Gratitude washed over her and she gave him a genuine, if small, smile.
Then, despite the fact the man had gone past the music room and the hall only once before and that was yesterday, Neo led them on a flawless tour of her house. It was uncanny. He never once opened a closet door expecting a room, or missed a door that led to the outside. Although her house was small, there were four doors of that nature—the front door, the kitchen door, and French doors in both the master bedroom and dining room. Those in her room led out to a raised deck and the ones in the dining room opened onto the patio below that deck.
“Ideally, we would replace these doors with ones made of reinforced metal and shatterproof glass,” Cole said, eyeing the bedroom’s French doors with disfavor.
Cass gripped Neo’s suit jacket without thought. “Neo,” she pleaded. “Is that really necessary?”
“You will spend the day with me when the renovations are being done.”
That was not what she had asked, nor should it have made her feel any better. After all, Neo was really just a student, not a friend or a protector, but he made her feel safer than she had in years. Maybe ever.
And wasn’t that thought just a tad overwhelming. Neo would walk out of her life without a backward glance in less than a year’s time.

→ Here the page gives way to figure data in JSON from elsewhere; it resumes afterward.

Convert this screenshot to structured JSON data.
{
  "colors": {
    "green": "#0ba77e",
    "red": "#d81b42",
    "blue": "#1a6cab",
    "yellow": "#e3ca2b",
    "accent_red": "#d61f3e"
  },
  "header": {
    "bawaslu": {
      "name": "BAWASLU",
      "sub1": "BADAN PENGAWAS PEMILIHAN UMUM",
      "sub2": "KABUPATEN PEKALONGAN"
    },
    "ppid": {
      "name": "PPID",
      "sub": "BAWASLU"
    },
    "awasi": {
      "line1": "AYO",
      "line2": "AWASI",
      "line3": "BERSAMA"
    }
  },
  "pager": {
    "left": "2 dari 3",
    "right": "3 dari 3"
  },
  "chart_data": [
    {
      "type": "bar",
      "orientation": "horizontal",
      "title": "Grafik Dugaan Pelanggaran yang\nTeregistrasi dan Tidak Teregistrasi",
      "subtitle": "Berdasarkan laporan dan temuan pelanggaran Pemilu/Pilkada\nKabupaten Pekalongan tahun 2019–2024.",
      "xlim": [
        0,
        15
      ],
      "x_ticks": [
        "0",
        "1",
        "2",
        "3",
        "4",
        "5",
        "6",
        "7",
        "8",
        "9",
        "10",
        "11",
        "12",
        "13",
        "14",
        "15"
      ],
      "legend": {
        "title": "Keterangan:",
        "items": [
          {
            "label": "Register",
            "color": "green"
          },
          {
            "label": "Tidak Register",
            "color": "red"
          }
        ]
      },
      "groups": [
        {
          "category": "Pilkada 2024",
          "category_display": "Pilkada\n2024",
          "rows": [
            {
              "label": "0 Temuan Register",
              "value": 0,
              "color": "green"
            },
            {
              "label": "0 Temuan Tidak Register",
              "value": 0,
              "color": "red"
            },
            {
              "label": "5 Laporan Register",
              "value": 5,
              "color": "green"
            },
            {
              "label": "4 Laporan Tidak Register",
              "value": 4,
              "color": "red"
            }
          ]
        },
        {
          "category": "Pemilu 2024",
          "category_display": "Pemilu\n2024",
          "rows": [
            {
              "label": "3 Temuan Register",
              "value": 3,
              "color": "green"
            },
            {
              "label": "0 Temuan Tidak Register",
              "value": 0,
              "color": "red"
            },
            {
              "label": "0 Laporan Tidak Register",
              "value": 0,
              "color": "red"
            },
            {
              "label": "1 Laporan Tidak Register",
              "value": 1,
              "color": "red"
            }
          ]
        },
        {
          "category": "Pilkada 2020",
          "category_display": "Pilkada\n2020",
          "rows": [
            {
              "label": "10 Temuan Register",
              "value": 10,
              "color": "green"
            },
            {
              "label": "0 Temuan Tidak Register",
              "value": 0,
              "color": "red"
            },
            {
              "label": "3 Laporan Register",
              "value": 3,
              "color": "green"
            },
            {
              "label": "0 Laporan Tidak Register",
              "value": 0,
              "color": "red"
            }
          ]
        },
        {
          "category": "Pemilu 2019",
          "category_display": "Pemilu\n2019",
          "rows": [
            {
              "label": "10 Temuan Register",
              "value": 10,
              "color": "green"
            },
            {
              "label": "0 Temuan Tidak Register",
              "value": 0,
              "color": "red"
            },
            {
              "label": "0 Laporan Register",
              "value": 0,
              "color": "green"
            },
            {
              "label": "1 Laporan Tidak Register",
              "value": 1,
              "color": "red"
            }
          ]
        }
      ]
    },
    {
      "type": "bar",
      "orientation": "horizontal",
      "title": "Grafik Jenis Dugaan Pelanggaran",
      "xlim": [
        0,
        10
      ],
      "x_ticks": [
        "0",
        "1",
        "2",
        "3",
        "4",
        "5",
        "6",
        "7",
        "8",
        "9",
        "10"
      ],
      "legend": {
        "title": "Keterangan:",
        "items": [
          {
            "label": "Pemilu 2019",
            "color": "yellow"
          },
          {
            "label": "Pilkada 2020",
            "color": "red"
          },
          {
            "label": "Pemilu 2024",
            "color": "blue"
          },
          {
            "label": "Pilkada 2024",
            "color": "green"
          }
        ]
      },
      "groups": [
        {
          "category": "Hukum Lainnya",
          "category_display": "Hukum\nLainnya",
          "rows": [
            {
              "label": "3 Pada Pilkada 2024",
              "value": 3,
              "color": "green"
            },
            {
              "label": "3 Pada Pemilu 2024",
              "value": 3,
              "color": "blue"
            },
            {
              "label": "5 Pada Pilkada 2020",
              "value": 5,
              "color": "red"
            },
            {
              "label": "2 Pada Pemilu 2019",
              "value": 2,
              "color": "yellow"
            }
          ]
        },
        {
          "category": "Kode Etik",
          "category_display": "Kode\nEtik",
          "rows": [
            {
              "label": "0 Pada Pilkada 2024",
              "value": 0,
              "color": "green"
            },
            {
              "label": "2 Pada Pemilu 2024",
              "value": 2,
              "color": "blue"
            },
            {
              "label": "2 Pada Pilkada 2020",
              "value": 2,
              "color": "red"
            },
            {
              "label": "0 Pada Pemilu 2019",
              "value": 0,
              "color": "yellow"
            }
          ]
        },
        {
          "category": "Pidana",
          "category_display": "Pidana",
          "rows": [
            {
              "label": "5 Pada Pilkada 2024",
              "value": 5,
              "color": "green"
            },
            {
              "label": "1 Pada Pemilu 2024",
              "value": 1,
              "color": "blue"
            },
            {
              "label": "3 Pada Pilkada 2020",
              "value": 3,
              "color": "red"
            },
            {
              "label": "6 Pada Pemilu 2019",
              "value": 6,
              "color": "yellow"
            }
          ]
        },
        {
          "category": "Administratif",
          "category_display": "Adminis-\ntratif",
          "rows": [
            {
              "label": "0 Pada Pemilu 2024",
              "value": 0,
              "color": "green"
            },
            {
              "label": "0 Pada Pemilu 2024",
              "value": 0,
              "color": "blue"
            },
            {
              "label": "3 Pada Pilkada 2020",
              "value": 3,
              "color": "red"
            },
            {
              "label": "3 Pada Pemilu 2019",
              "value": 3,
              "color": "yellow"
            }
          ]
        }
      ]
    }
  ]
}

His lessons would be over and he would move on, but Cass did not think he would leave her unchanged.
And maybe that was okay.
It had been too long since she let anyone inside, but even if it led to pain and loss down the road, it might well be worth it.
“I’m sure your personal assistant will love that. She doesn’t like me,” she said to cover her nearly overwhelming relief at his offer.
Cass could not imagine spending the day trailing after the high-energy billionaire. But for the first time in years, just because she couldn’t imagine it, did not mean she refused to try it.
“Miss Park? She is a very efficient personal assistant. I do not pay her to like or dislike people.”
“Just because you don’t pay for it, doesn’t mean you don’t get it.” Did the man really think people worked that way?
“I have acted somewhat out of character in my dealings with you. No doubt that surprises her.”
“Really?” Cass let go of his jacket and smoothed the expensive fabric. “I guess that doesn’t surprise me. Even I realized you offering to come this morning was not the norm.”
“No, but here I am.”
“Why is that?” she asked. Was it possible he felt the same almost primal connection she did? And what would she do if he did?
No way would a dynamic man like Neo Stamos tolerate the cramp in his style a relationship with her would cause.
“I believe I am making a new friend for the first time in more years than I care to count.”
“Oh.” Of course he hadn’t felt the same amazing attraction. Neo was surrounded by gorgeous, fully socially functional women. Cass wouldn’t even register a blip on his female companionship radar, but friendship wasn’t something to dismiss lightly. Not for her anyway. She didn’t have so many she could or would want to dismiss his offer. “I think I’m honored.”
“As am I, by your trust.”
“I do trust you.”
Cole cleared his throat. “I’ve seen enough to write my preliminary report.”
Neo’s face twitched just enough to let her know that like her, he’d forgotten the other man was there.
“Good. I’ll expect it on my desk by afternoon.”
“For the rates you’re paying, I can make that happen.” Cole smiled as if he didn’t mind rich clients throwing money at a problem they expected him to fix.
It was a good attitude to take, she was sure. If you wanted to keep working for said rich clients.
“I’d like to see the report as well,” she said.
Cole’s smile warmed up a couple of degrees as he turned it on her. “No problem.”